RALEIGH, N.C. (May 3, 2011) -- Martin Marietta Materials Inc. (NYSE:MLM) today announced results for the first quarter ended March 31, 2011.
"Our first-quarter financial results confirmed our expectations, reflecting a 240-basis-point improvement in our consolidated operating margin (excluding freight and delivery revenues) over the prior-year quarter," said Ward Nye, president and CEO of Martin Marietta Materials. "I am especially pleased our Aggregates business experienced greater levels of stability during the quarter. In particular, aggregates product line pricing, supported partly by 2010 volume growth, increased for the first time in more than a year. We believe this pattern of stability will continue."
Notable points for the quarter (comparisons are with the prior-year quarter)
- Net sales increased to $306.2 million compared with $295.6 million
- Loss per diluted share of $0.39 compared with loss per diluted share of $0.54
- Increased diesel costs negatively affected earnings by $0.05 per diluted share
- Heritage aggregates product line pricing up 0.4%
- Heritage aggregates product line volume down 1.2%
- Specialty Products record first-quarter earnings from operations of $15.1 million
- Selling, general and administrative (SG&A) expenses down 190 basis points as a percentage of net sales
"Since heavy-construction activity slows during the winter months, our first-quarter results seldom reflect annual performance," Nye continued. "That said, milder weather in some of our markets early in the quarter led to monthly aggregates shipment growth over the prior-year periods. In contrast to 2010, weather patterns deteriorated in the critical last two weeks of March, slowing momentum gained early in the quarter. We believe these weather-related delays in shipments were a primary factor leading to an overall quarterly decrease of 1% in our heritage aggregates volume. However, despite a volume decrease for the quarter and the negative impact of rising diesel prices, we achieved an incremental operating margin (excluding freight and delivery revenues) for our Aggregates business, in line with our expectations.
"Infrastructure as our largest end-use market, comprises approximately half of our quarterly aggregates shipments. Uncertainty stemming from the absence of a long-term federal highway bill has negatively affected the infrastructure construction market. For the quarter, infrastructure shipments declined 3% compared with the prior-year quarter.

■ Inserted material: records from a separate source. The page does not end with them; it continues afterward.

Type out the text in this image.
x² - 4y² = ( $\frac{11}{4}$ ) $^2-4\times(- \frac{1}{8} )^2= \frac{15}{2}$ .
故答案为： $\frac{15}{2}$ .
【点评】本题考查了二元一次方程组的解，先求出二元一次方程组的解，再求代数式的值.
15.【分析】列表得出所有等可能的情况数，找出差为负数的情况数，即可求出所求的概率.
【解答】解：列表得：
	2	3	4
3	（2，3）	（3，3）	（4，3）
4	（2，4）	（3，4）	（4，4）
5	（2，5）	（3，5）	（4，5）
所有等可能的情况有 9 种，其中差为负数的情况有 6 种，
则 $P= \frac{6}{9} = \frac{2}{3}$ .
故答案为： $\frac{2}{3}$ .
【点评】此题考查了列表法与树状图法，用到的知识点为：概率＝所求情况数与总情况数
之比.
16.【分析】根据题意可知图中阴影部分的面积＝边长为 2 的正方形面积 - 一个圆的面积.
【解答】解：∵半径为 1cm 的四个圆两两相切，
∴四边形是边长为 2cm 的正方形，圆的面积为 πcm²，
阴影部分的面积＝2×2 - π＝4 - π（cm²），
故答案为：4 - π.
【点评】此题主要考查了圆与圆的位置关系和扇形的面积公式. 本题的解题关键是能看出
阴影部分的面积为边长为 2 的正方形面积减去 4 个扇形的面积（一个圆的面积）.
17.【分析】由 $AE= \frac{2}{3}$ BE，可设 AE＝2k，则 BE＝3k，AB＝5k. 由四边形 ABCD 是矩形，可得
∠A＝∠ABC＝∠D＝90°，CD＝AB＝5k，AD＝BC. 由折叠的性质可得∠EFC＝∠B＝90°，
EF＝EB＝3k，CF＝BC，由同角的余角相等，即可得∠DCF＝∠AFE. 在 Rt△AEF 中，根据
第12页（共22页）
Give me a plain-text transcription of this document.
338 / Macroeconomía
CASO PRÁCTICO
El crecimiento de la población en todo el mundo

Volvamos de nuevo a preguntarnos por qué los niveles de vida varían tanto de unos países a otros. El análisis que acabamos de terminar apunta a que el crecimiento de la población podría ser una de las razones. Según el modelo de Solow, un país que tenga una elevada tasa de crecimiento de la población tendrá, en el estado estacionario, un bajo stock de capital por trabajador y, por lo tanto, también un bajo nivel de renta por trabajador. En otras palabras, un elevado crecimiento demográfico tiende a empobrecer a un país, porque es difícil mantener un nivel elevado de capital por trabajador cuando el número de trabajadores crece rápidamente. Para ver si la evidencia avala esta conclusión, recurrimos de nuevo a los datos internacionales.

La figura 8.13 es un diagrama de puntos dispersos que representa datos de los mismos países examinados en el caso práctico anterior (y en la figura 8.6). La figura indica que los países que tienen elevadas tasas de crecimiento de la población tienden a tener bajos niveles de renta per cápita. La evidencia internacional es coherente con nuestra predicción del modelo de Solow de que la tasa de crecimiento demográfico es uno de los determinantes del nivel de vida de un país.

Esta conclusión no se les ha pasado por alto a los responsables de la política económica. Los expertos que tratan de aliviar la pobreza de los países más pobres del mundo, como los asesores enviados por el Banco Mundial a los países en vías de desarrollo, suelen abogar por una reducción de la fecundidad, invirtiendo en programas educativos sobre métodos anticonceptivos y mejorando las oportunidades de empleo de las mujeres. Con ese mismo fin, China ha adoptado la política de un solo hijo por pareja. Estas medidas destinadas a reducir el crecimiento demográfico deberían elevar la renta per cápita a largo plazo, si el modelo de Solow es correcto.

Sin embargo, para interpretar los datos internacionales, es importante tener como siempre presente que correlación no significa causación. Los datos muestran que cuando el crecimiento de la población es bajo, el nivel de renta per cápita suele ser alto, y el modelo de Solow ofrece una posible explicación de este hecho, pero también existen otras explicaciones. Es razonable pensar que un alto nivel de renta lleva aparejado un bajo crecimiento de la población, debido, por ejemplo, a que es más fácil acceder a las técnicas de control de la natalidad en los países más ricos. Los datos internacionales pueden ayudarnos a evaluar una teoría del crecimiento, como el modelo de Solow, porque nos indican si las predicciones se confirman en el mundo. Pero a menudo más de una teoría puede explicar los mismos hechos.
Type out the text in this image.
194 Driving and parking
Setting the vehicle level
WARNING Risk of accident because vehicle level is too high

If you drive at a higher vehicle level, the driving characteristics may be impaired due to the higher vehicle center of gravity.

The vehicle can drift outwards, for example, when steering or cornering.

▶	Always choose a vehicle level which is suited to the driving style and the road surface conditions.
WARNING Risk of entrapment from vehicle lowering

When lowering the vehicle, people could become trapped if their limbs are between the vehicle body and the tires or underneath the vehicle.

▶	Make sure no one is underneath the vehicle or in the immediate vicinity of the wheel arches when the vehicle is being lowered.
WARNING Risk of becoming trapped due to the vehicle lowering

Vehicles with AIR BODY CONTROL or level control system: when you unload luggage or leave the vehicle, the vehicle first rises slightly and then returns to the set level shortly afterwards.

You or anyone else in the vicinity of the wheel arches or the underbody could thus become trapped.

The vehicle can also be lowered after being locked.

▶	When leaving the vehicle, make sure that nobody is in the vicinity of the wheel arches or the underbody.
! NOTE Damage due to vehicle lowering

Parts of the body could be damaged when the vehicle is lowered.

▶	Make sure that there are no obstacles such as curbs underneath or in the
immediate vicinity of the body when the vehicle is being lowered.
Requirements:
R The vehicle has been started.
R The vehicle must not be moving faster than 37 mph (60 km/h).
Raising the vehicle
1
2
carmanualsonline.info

"The residential end-use market volume grew 15% compared with the prior-year quarter, reflecting increased multi-family construction activity. Our ChemRock/Rail end-use market experienced a 2% volume increase compared with the prior-year quarter. The commercial component of the nonresidential end-use market, particularly in our San Antonio District, reflected increased shipments during the quarter. While we continue to expect strong volumes to the energy sector for the full year, shipments to this industry declined from the prior-year quarter, which led to an overall 3% reduction in nonresidential shipments.
"Compared with the prior-year quarter, changes in aggregates pricing varied by geographic region. In the first quarter of 2011, more of our markets reported pricing increases than in the past two years. For example, quarterly heritage aggregates pricing for the Southeast Group increased 5.8%, with price increases in the Florida market compensating for a price decrease in the Alabama market. Pricing in the West Group was negatively affected by product mix, particularly in the Southwest market. Other markets in the West, including North Texas and Iowa, had pricing increases.